Letter from the Deadnettle

A red dead-nettle. I photographed it last year when it ended winter by brightening the verges. Now it’s here again – nothing has changed. 

Red deadnettle 28 Feb 21

Well, really. More has changed than we would ever have conceived possible. But not this flower, this tiny leftover from the whims of our Neolithic forebears, who inadvertently introduced a palette of wild flowers along with early agriculture. Dead-nettle reminds us that as we work, play upon or explore wild places, we are writing a story whether we wish it or not – and pages from it can be read 4,000 years after their authors are gone. 

Read, that is, in the flowers, and more: in even the folds of fields. Ridge-and-furrow is the insignia of the Middle Ages: this field has not been ploughed for centuries. When the ancient historic landscape survives, so often does a rich community of wild things. Such places are alive, as well as a tangible link to what came before.

Ridge and furrow

In the trees, too: via coppicing, the art of felling a tree yet keeping it alive. Stumps sprout new straight stems that were useful for many things, including the supports for the Sweet Track – a causeway built across boggy ground in Somerset almost 6,000 years ago. Hazel was one of the species used, and it continued to produce many useful goods until coppice was finally overtaken by modern industry. Woods remember the past with clustered stems of old coppice.

Medieval bank

Dormice love them: hazelnuts to eat and safe places to hide. Many conservation groups encourage coppicing to keep this habitat alive. But there is a little more in the photo above – see the bank in the foreground? That, too, is a relic – post-medieval earthworks of unknown purpose. Whoever built them, whoever designed them, we do not know; but their legacy lives on, even with bluebells emerging upon it.

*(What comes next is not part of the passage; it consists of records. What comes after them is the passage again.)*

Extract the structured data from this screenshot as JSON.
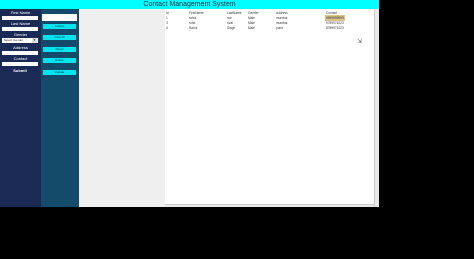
{
  "window": {
    "title": "Contact Management System"
  },
  "form": {
    "first_name_label": "First Name",
    "last_name_label": "Last Name",
    "gender_label": "Gender",
    "gender_value": "Select Gender",
    "address_label": "Address",
    "contact_label": "Contact",
    "submit_label": "Submit"
  },
  "actions": {
    "search_label": "Search",
    "view_all_label": "View All",
    "reset_label": "Reset",
    "delete_label": "Delete",
    "update_label": "Update"
  },
  "table": {
    "columns": [
      "id",
      "FirstName",
      "LastName",
      "Gender",
      "Address",
      "Contact"
    ],
    "rows": [
      [
        "1",
        "rahul",
        "rao",
        "Male",
        "mumbai",
        "9999999999"
      ],
      [
        "3",
        "rohit",
        "rival",
        "Male",
        "mumbai",
        "9789971023"
      ],
      [
        "4",
        "Rahul",
        "Singh",
        "Male",
        "pune",
        "8789971023"
      ]
    ]
  },
  "colors": {
    "title_bg": "#00ffff",
    "form_panel": "#1a2a55",
    "action_panel": "#144a6a",
    "button": "#00e5ee"
  }
}
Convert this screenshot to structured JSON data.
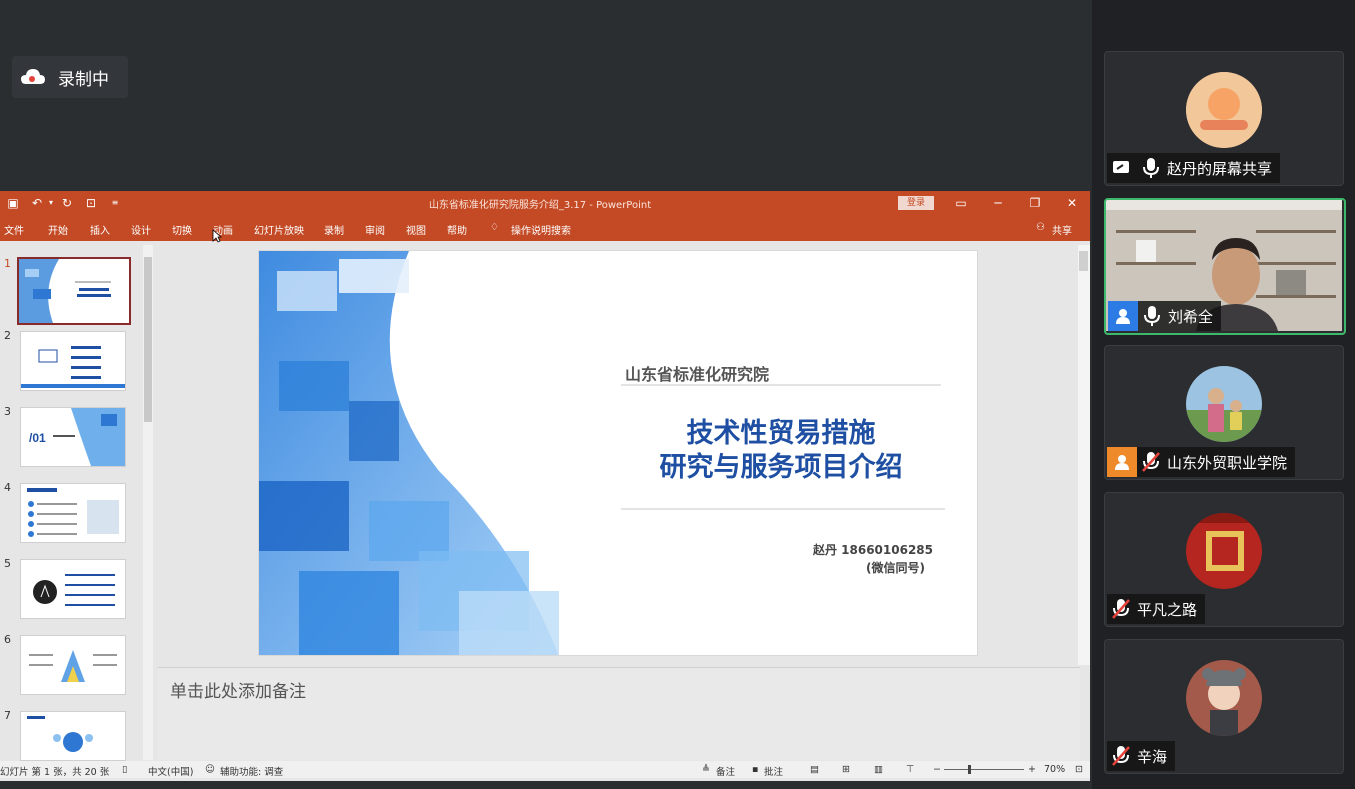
{
  "recording": {
    "label": "录制中",
    "icon": "cloud-icon"
  },
  "ppt": {
    "doc_title": "山东省标准化研究院服务介绍_3.17  -  PowerPoint",
    "login": "登录",
    "menu": [
      "文件",
      "开始",
      "插入",
      "设计",
      "切换",
      "动画",
      "幻灯片放映",
      "录制",
      "审阅",
      "视图",
      "帮助",
      "操作说明搜索"
    ],
    "share": "共享",
    "slide_numbers": [
      "1",
      "2",
      "3",
      "4",
      "5",
      "6",
      "7"
    ],
    "slide": {
      "org": "山东省标准化研究院",
      "title_line1": "技术性贸易措施",
      "title_line2": "研究与服务项目介绍",
      "contact": "赵丹  18660106285",
      "wechat": "(微信同号)"
    },
    "notes_placeholder": "单击此处添加备注",
    "status": {
      "slide_info": "幻灯片 第 1 张，共 20 张",
      "language": "中文(中国)",
      "accessibility": "辅助功能: 调查",
      "notes": "备注",
      "comments": "批注",
      "zoom": "70%"
    },
    "colors": {
      "titlebar": "#c34a25",
      "slide_title": "#1f4fa3"
    }
  },
  "participants": [
    {
      "name": "赵丹的屏幕共享",
      "state": "screen-share",
      "mic": "on"
    },
    {
      "name": "刘希全",
      "state": "video",
      "mic": "on",
      "active": true
    },
    {
      "name": "山东外贸职业学院",
      "state": "avatar",
      "mic": "muted"
    },
    {
      "name": "平凡之路",
      "state": "avatar",
      "mic": "muted"
    },
    {
      "name": "辛海",
      "state": "avatar",
      "mic": "muted"
    }
  ]
}
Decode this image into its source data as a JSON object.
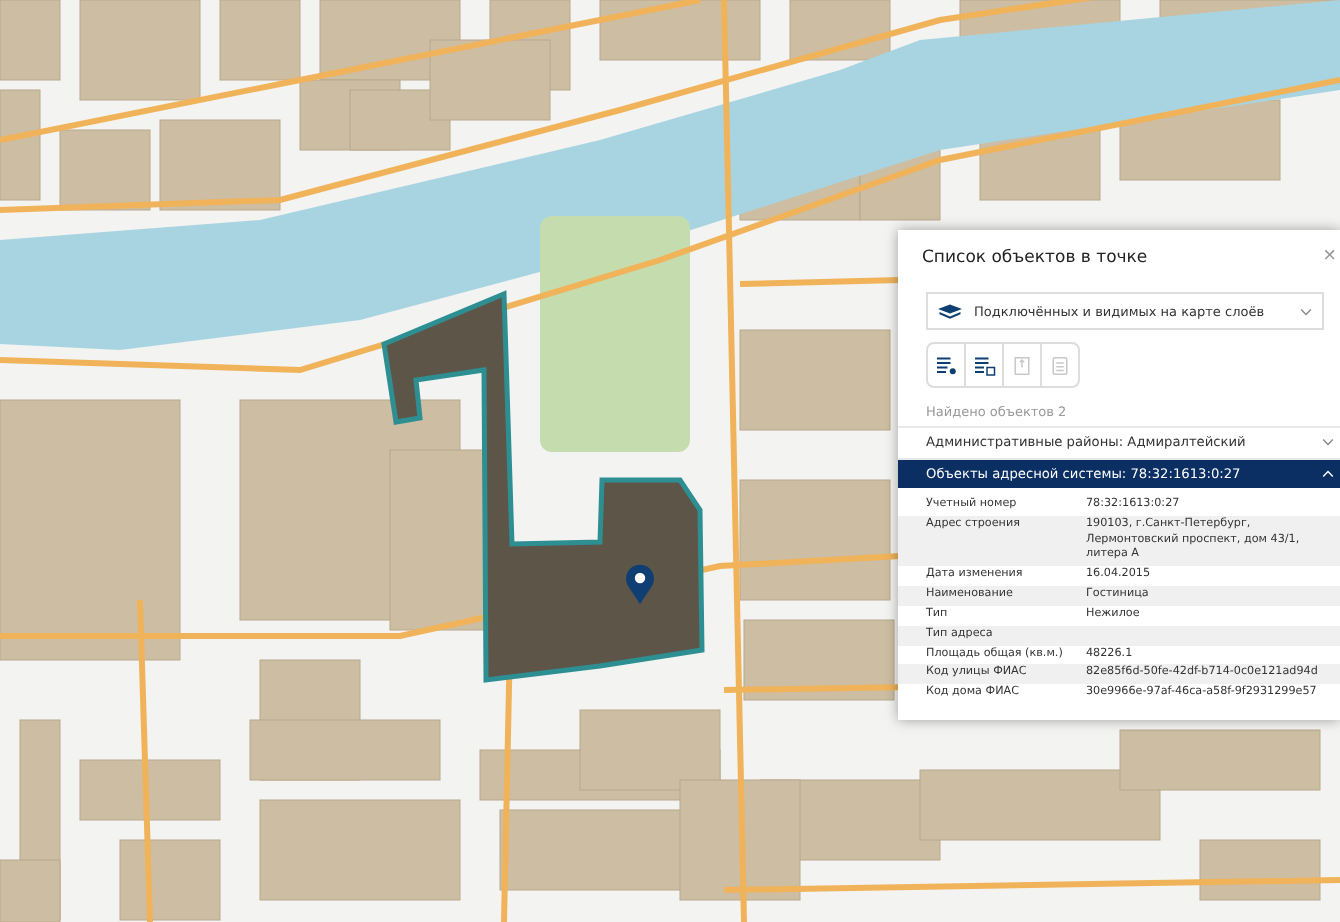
{
  "panel": {
    "title": "Список объектов в точке",
    "close": "×",
    "layer_select": {
      "value": "Подключённых и видимых на карте слоёв"
    },
    "tools": [
      {
        "kind": "list-pin",
        "disabled": false
      },
      {
        "kind": "list-grid",
        "disabled": false
      },
      {
        "kind": "frame",
        "disabled": true
      },
      {
        "kind": "document",
        "disabled": true
      }
    ],
    "found": "Найдено объектов 2",
    "groups": [
      {
        "label": "Административные районы: Адмиралтейский",
        "selected": false,
        "expanded": false
      },
      {
        "label": "Объекты адресной системы: 78:32:1613:0:27",
        "selected": true,
        "expanded": true
      }
    ],
    "properties": [
      {
        "label": "Учетный номер",
        "value": "78:32:1613:0:27"
      },
      {
        "label": "Адрес строения",
        "value": "190103, г.Санкт-Петербург, Лермонтовский проспект, дом 43/1, литера А"
      },
      {
        "label": "Дата изменения",
        "value": "16.04.2015"
      },
      {
        "label": "Наименование",
        "value": "Гостиница"
      },
      {
        "label": "Тип",
        "value": "Нежилое"
      },
      {
        "label": "Тип адреса"
      },
      {
        "label": "Площадь общая (кв.м.)",
        "value": "48226.1"
      },
      {
        "label": "Код улицы ФИАС",
        "value": "82e85f6d-50fe-42df-b714-0c0e121ad94d"
      },
      {
        "label": "Код дома ФИАС",
        "value": "30e9966e-97af-46ca-a58f-9f2931299e57"
      }
    ]
  }
}
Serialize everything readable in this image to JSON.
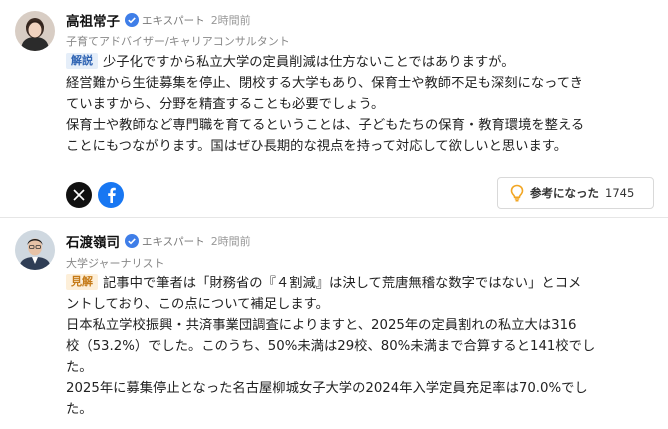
{
  "comments": [
    {
      "name": "高祖常子",
      "badge": "エキスパート",
      "time": "2時間前",
      "role": "子育てアドバイザー/キャリアコンサルタント",
      "tag": "解説",
      "lines": [
        "少子化ですから私立大学の定員削減は仕方ないことではありますが。",
        "経営難から生徒募集を停止、閉校する大学もあり、保育士や教師不足も深刻になってき",
        "ていますから、分野を精査することも必要でしょう。",
        "保育士や教師など専門職を育てるということは、子どもたちの保育・教育環境を整える",
        "ことにもつながります。国はぜひ長期的な視点を持って対応して欲しいと思います。"
      ],
      "share_icons": [
        "x-icon",
        "facebook-icon"
      ],
      "helpful_label": "参考になった",
      "helpful_count": "1745"
    },
    {
      "name": "石渡嶺司",
      "badge": "エキスパート",
      "time": "2時間前",
      "role": "大学ジャーナリスト",
      "tag": "見解",
      "lines": [
        "記事中で筆者は「財務省の『４割減』は決して荒唐無稽な数字ではない」とコメ",
        "ントしており、この点について補足します。",
        "日本私立学校振興・共済事業団調査によりますと、2025年の定員割れの私立大は316",
        "校（53.2%）でした。このうち、50%未満は29校、80%未満まで合算すると141校でし",
        "た。",
        "2025年に募集停止となった名古屋柳城女子大学の2024年入学定員充足率は70.0%でし",
        "た。"
      ]
    }
  ],
  "colors": {
    "expert_check": "#3f7ee8",
    "tag_kaisetsu_bg": "#e5eef9",
    "tag_kenkai_bg": "#fdefd9",
    "facebook": "#1877f2",
    "bulb": "#f2a623"
  }
}
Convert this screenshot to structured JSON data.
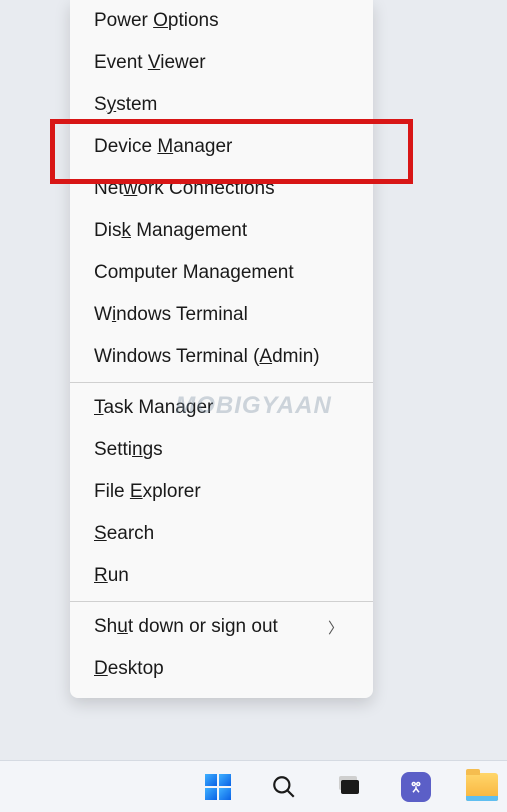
{
  "menu": {
    "groups": [
      [
        {
          "name": "menu-power-options",
          "pre": "Power ",
          "u": "O",
          "post": "ptions",
          "sub": false
        },
        {
          "name": "menu-event-viewer",
          "pre": "Event ",
          "u": "V",
          "post": "iewer",
          "sub": false
        },
        {
          "name": "menu-system",
          "pre": "S",
          "u": "y",
          "post": "stem",
          "sub": false
        },
        {
          "name": "menu-device-manager",
          "pre": "Device ",
          "u": "M",
          "post": "anager",
          "sub": false
        },
        {
          "name": "menu-network-connections",
          "pre": "Net",
          "u": "w",
          "post": "ork Connections",
          "sub": false
        },
        {
          "name": "menu-disk-management",
          "pre": "Dis",
          "u": "k",
          "post": " Management",
          "sub": false
        },
        {
          "name": "menu-computer-management",
          "pre": "Computer Mana",
          "u": "g",
          "post": "ement",
          "sub": false
        },
        {
          "name": "menu-windows-terminal",
          "pre": "W",
          "u": "i",
          "post": "ndows Terminal",
          "sub": false
        },
        {
          "name": "menu-windows-terminal-admin",
          "pre": "Windows Terminal (",
          "u": "A",
          "post": "dmin)",
          "sub": false
        }
      ],
      [
        {
          "name": "menu-task-manager",
          "pre": "",
          "u": "T",
          "post": "ask Manager",
          "sub": false
        },
        {
          "name": "menu-settings",
          "pre": "Setti",
          "u": "n",
          "post": "gs",
          "sub": false
        },
        {
          "name": "menu-file-explorer",
          "pre": "File ",
          "u": "E",
          "post": "xplorer",
          "sub": false
        },
        {
          "name": "menu-search",
          "pre": "",
          "u": "S",
          "post": "earch",
          "sub": false
        },
        {
          "name": "menu-run",
          "pre": "",
          "u": "R",
          "post": "un",
          "sub": false
        }
      ],
      [
        {
          "name": "menu-shutdown-signout",
          "pre": "Sh",
          "u": "u",
          "post": "t down or sign out",
          "sub": true
        },
        {
          "name": "menu-desktop",
          "pre": "",
          "u": "D",
          "post": "esktop",
          "sub": false
        }
      ]
    ]
  },
  "watermark": "MOBIGYAAN"
}
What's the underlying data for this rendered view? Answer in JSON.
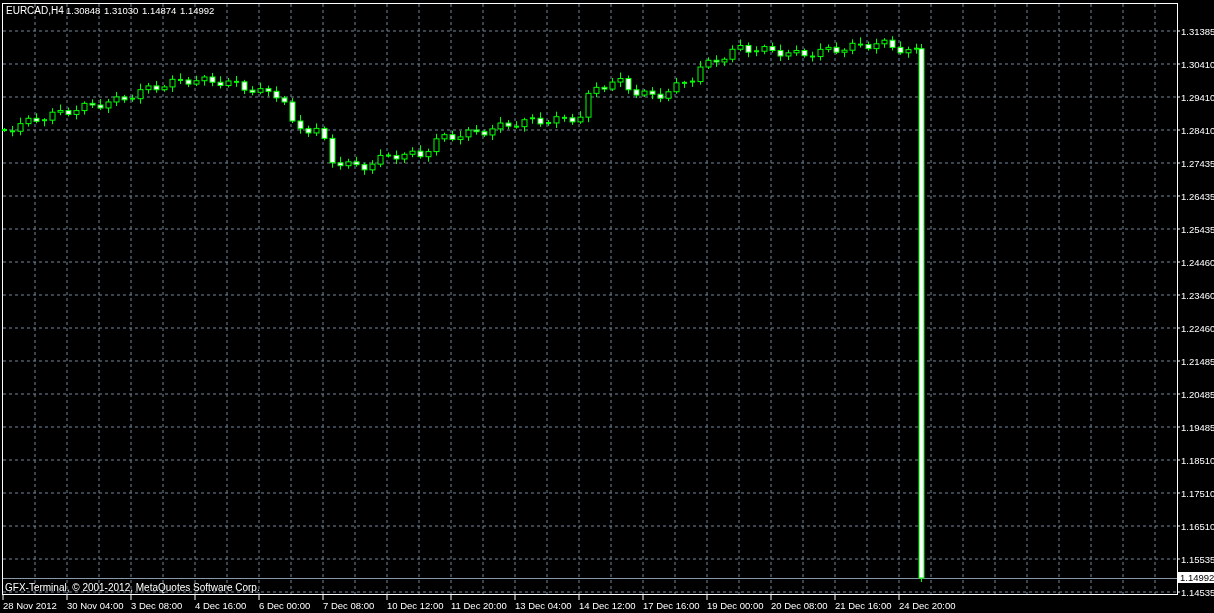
{
  "chart": {
    "symbol": "EURCAD,H4",
    "quotes": [
      "1.30848",
      "1.31030",
      "1.14874",
      "1.14992"
    ],
    "price_labels": [
      "1.31385",
      "1.30410",
      "1.29410",
      "1.28410",
      "1.27435",
      "1.26435",
      "1.25435",
      "1.24460",
      "1.23460",
      "1.22460",
      "1.21485",
      "1.20485",
      "1.19485",
      "1.18510",
      "1.17510",
      "1.16510",
      "1.15535",
      "1.14535"
    ],
    "current_price": "1.14992",
    "time_labels": [
      "28 Nov 2012",
      "30 Nov 04:00",
      "3 Dec 08:00",
      "4 Dec 16:00",
      "6 Dec 00:00",
      "7 Dec 08:00",
      "10 Dec 12:00",
      "11 Dec 20:00",
      "13 Dec 04:00",
      "14 Dec 12:00",
      "17 Dec 16:00",
      "19 Dec 00:00",
      "20 Dec 08:00",
      "21 Dec 16:00",
      "24 Dec 20:00"
    ],
    "copyright": "GFX-Terminal, © 2001-2012, MetaQuotes Software Corp."
  }
}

And pages from the past – and present – are written in the birds, too, and none as bright as the gorgeous yellowhammer, a bunting that thrived for so long in the hedgerows that the Enclosure Acts promoted, and suffered of course as agriculture industrialised. Their cry of a little bit of bread and No cheese is not as familiar as it once was, so I was delighted to see four of them on my walk yesterday.

Yellowhammer 27 Feb 21

We are still writing stories in nature. Future generations will learn far more about us than we might want them to know simply through reading the land, and it will not lie to save our blushes. Let us make sure that the stories we leave are honourable ones.